I loved the Michael Caine and Sean Connery movie, The Man Who Would Be King, that came out when I was in high school. The John Huston film was nominated for four Academy Awards. Christopher Plummer played the role of a young journalist by the name of Rudyard Kipling - and the film was based on the Kipling's short story by the same name.

But who knew that Kipling's literary bon mot was inspired by a true story - and that truth truly is stranger than fiction?

In 1989, Ben Macintyre was sent to Afghanistan to cover the final stages of the 10 year war between the Soviets and the CIA-backed Mujahideen guerrillas. While there he read Kipling's tale of Daniel Dravot (written in 1888 but looking back to the middle of the Victorian Age, the 1820s and 30s), who made it to the heart of Afghanistan disguised as a Muslim holy man to become king of a fierce tribal empire. It was several years later, while combing through stacks of books in the British Library that Macintyre first discovered the name of a man who "reputedly inspired Rudyard Kipling's story, 'The Man Who Would Be King.'"

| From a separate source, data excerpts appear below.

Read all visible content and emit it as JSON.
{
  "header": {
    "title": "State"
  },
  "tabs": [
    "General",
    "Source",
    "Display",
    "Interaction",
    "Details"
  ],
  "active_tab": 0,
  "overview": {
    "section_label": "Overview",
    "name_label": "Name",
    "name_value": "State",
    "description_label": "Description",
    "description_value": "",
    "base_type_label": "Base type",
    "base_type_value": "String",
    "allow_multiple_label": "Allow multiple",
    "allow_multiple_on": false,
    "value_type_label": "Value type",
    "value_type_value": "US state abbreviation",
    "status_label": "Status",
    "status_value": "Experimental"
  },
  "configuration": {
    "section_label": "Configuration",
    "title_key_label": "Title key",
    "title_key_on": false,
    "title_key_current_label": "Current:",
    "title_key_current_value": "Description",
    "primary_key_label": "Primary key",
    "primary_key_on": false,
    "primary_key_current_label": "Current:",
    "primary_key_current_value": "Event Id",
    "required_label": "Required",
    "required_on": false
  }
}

So began Macintyre's search for an elusive footnote in history - all his papers were assumed to have been destroyed in a house fire in 1929 - that culminated in The Man Who Would Be King, a fascinating slice of history that is relevant to today's most pressing geopolitical hotspot. Following clues that led him from Britain's war archives to the Punjab, San Francisco, and Pennsylvania, Macintyre was finally able to find a box hidden away in the basement of the archives in a tiny U.S. museum of this mysterious man's birthplace. At the bottom of the box was a "document, written in Persian and stamped with an intricately beautiful oval seal: a treaty, 170 years old, forged between an Afghan prince and the man who would be king."

The first American in Afghanistan had many titles: Prince of Ghor, Paramount Chief of the Hazarajat, Lord of Kurram, personal surgeon to Maharaja Ranjit Singh of the Five Rivers, King of Afghanistan ... and many others. His highness Halan Sahib - who in 1839, enthroned on a bull elephant, raised his standard and made claim to the Hindu Kush - was known back home in Chester County, Pennsylvania, as Josiah Harlan. The man who followed Alexander the Great's winding mountain path 21 centuries later and led an army made up of Afghan Pathans, Persian Qizilibash, Hindus, Uzbeks, Tajiks, and Hazaras who were descendents of the Mongolian Hordes, a pacifist Quaker of Chester County, Pennsylvania.

If you like history, biographies, and tales that seem too fanciful to be true, you'll love The Man Would Be King.